The CBA’s Business Law Section brought together securities law experts from across the country to comment on the latest draft of the Act. Along with the Canadian Corporate Counsel Association, they previously commented on the 2014 consultation document on the capital markets regulatory system governance and legislative framework, which included the initial draft of the Act, and the 2015 consultation draft of the provincial/territorial legislation and initial regulations.
A repeated recommendation in the latest submission on the Act from the Business Law Section is that the government should extend the time for consultations “to allow for more robust feedback” on the design of the federal regulator for opt-in provinces – British Columbia, Saskatchewan, Ontario, New Brunswick, P.E.I. and Yukon.
On the whole, the Section says it supports many of the changes to the Act in response to previous feedback from stakeholders, but it still has concerns in a number of areas, primarily governance.
The fact that the Capital Markets Regulatory Authority Act has not yet been released for review muddies the waters when it comes to governance, the Section says, as it “leaves many questions about whether and how the Authority has the ability to fulfill (its) distinct mandates.”
Questions left unanswered include how the regulator will be funded, how hearings will occur and the role it will have in the prosecution of offences, as well as how the Authority’s administration and enforcement power will be applied.
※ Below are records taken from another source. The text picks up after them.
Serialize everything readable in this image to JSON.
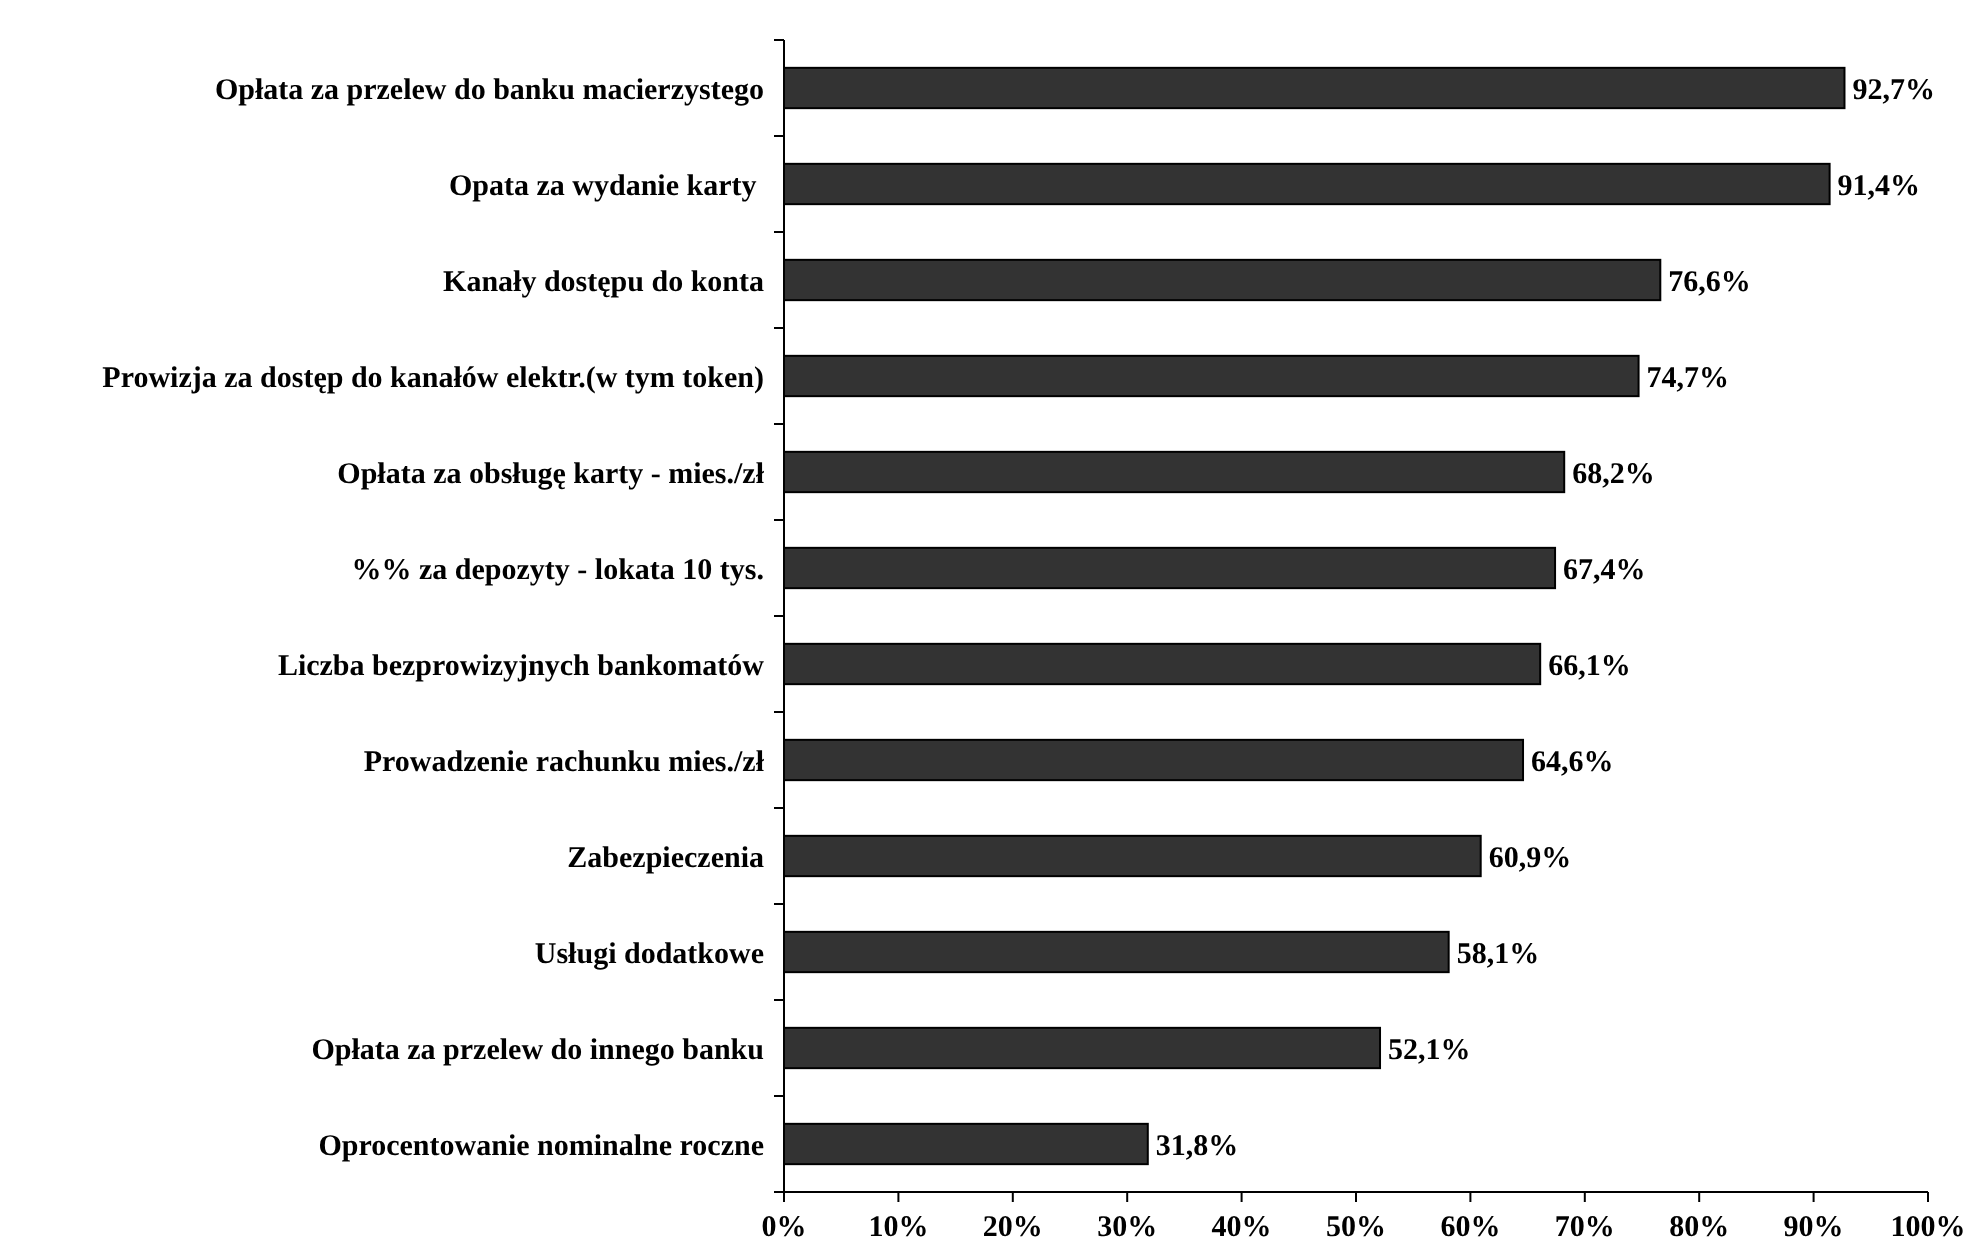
{
  "chart_data": {
    "type": "bar",
    "orientation": "horizontal",
    "categories": [
      "Opłata za przelew do banku macierzystego",
      "Opata za wydanie karty ",
      "Kanały dostępu do konta",
      "Prowizja za dostęp do kanałów elektr.(w tym token)",
      "Opłata za obsługę karty - mies./zł",
      "%% za depozyty - lokata 10 tys.",
      "Liczba bezprowizyjnych bankomatów",
      "Prowadzenie rachunku mies./zł",
      "Zabezpieczenia",
      "Usługi dodatkowe",
      "Opłata za przelew do innego banku",
      "Oprocentowanie nominalne roczne"
    ],
    "values": [
      92.7,
      91.4,
      76.6,
      74.7,
      68.2,
      67.4,
      66.1,
      64.6,
      60.9,
      58.1,
      52.1,
      31.8
    ],
    "value_labels": [
      "92,7%",
      "91,4%",
      "76,6%",
      "74,7%",
      "68,2%",
      "67,4%",
      "66,1%",
      "64,6%",
      "60,9%",
      "58,1%",
      "52,1%",
      "31,8%"
    ],
    "color": "#333333",
    "xlim": [
      0,
      100
    ],
    "xticks": [
      {
        "value": 0,
        "label": "0%"
      },
      {
        "value": 10,
        "label": "10%"
      },
      {
        "value": 20,
        "label": "20%"
      },
      {
        "value": 30,
        "label": "30%"
      },
      {
        "value": 40,
        "label": "40%"
      },
      {
        "value": 50,
        "label": "50%"
      },
      {
        "value": 60,
        "label": "60%"
      },
      {
        "value": 70,
        "label": "70%"
      },
      {
        "value": 80,
        "label": "80%"
      },
      {
        "value": 90,
        "label": "90%"
      },
      {
        "value": 100,
        "label": "100%"
      }
    ],
    "grid": false
  }
}
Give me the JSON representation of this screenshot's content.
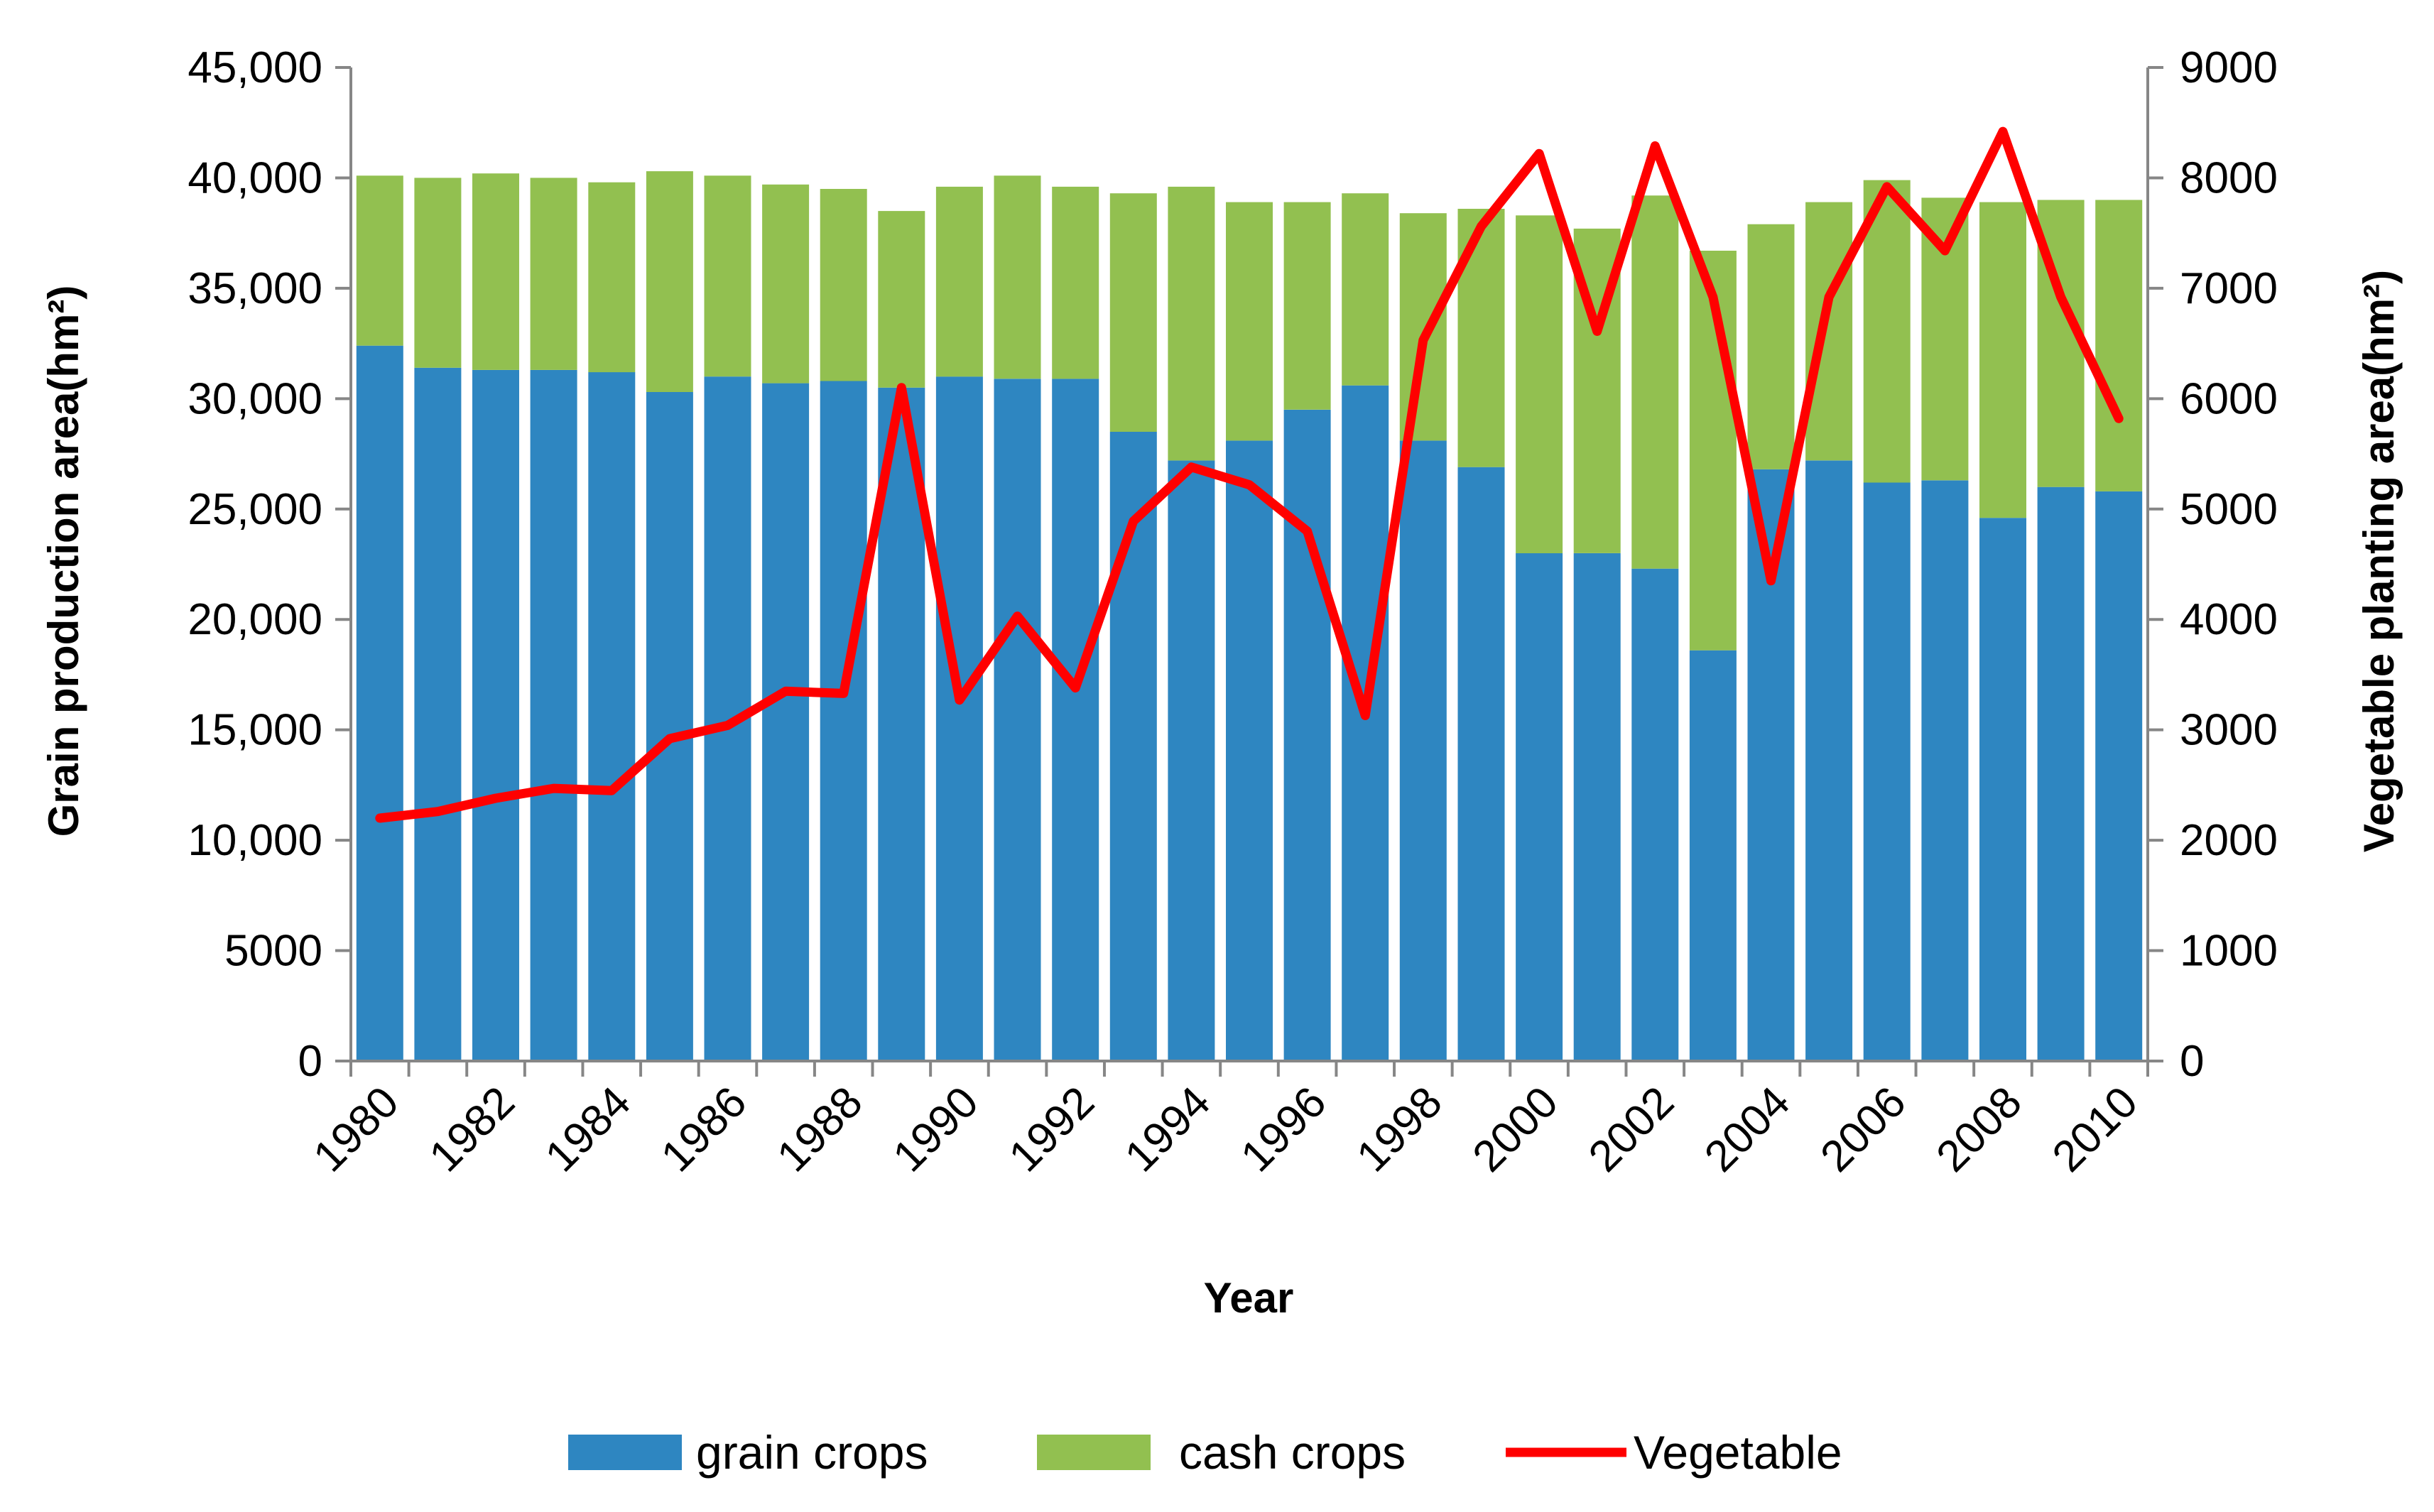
{
  "chart_data": {
    "type": "bar",
    "subtype": "stacked-bar-with-line-secondary-axis",
    "title": "",
    "xlabel": "Year",
    "ylabel": "Grain production area(hm²)",
    "y2label": "Vegetable planting area(hm²)",
    "ylim": [
      0,
      45000
    ],
    "y2lim": [
      0,
      9000
    ],
    "yticks": [
      "0",
      "5000",
      "10,000",
      "15,000",
      "20,000",
      "25,000",
      "30,000",
      "35,000",
      "40,000",
      "45,000"
    ],
    "y2ticks": [
      "0",
      "1000",
      "2000",
      "3000",
      "4000",
      "5000",
      "6000",
      "7000",
      "8000",
      "9000"
    ],
    "categories": [
      "1980",
      "1981",
      "1982",
      "1983",
      "1984",
      "1985",
      "1986",
      "1987",
      "1988",
      "1989",
      "1990",
      "1991",
      "1992",
      "1993",
      "1994",
      "1995",
      "1996",
      "1997",
      "1998",
      "1999",
      "2000",
      "2001",
      "2002",
      "2003",
      "2004",
      "2005",
      "2006",
      "2007",
      "2008",
      "2009",
      "2010"
    ],
    "xtick_labels": [
      "1980",
      "",
      "1982",
      "",
      "1984",
      "",
      "1986",
      "",
      "1988",
      "",
      "1990",
      "",
      "1992",
      "",
      "1994",
      "",
      "1996",
      "",
      "1998",
      "",
      "2000",
      "",
      "2002",
      "",
      "2004",
      "",
      "2006",
      "",
      "2008",
      "",
      "2010"
    ],
    "grid": false,
    "legend_position": "bottom",
    "series": [
      {
        "name": "grain crops",
        "kind": "bar",
        "axis": "left",
        "color": "#2E86C1",
        "values": [
          32400,
          31400,
          31300,
          31300,
          31200,
          30300,
          31000,
          30700,
          30800,
          30500,
          31000,
          30900,
          30900,
          28500,
          27200,
          28100,
          29500,
          30600,
          28100,
          26900,
          23000,
          23000,
          22300,
          18600,
          26800,
          27200,
          26200,
          26300,
          24600,
          26000,
          25800
        ]
      },
      {
        "name": "cash crops",
        "kind": "bar",
        "axis": "left",
        "color": "#92C050",
        "values": [
          7700,
          8600,
          8900,
          8700,
          8600,
          10000,
          9100,
          9000,
          8700,
          8000,
          8600,
          9200,
          8700,
          10800,
          12400,
          10800,
          9400,
          8700,
          10300,
          11700,
          15300,
          14700,
          16900,
          18100,
          11100,
          11700,
          13700,
          12800,
          14300,
          13000,
          13200
        ]
      },
      {
        "name": "Vegetable",
        "kind": "line",
        "axis": "right",
        "color": "#FF0000",
        "values": [
          2200,
          2260,
          2380,
          2470,
          2450,
          2920,
          3040,
          3350,
          3330,
          6100,
          3270,
          4030,
          3380,
          4890,
          5380,
          5220,
          4800,
          3130,
          6530,
          7560,
          8220,
          6610,
          8290,
          6920,
          4350,
          6920,
          7920,
          7340,
          8420,
          6920,
          5820
        ]
      }
    ]
  }
}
There is also an overlap between offences under the Capital Markets Act and the Capital Markets Stability Act that must be addressed in order to avoid duplication of efforts, and the proposed Act has few details on the interplay between participating and non-participating jurisdictions.
“Many of the numerous questions the CBA Section has about the governance structure of the Cooperative System cannot be answered without all relevant legislation under the proposed regime,” the Section concludes. “The current approach of releasing various pieces of legislation at different times has made it difficult to assess how the many parts of the Cooperative System will work together and to assess the effectiveness of the governance structure as a whole. The CBA recommends that all relevant legislation be released together, with ample time for robust consultation.”
Among its list of concerns is the question of privacy. The Section requests clarity on whether provincial or federal privacy laws will govern the handling of personal information. It also notes that the “exceptions to the Authority’s confidentiality obligations for disclosure of non-public information remain broad” and suggests that additional safeguards should be included in the Act. It also seeks clarification on the definition of terms used in the Act, including systemic risk, stability, and material, and notes that terms such as “systemically risky” and “systemically important” have no legal meaning, and that there “should be a formal process to make a determination or finding of systemic risk.”
The Section says it would be happy to discuss these and other comments in more detail. It also recommends that the Cooperative Capital Markets Regulator “release final drafts of all relevant legislation together, and to allow time for robust consultation. This will result in a more efficient and effective regime that is complementary with the regulatory schemes in non-participating jurisdictions.”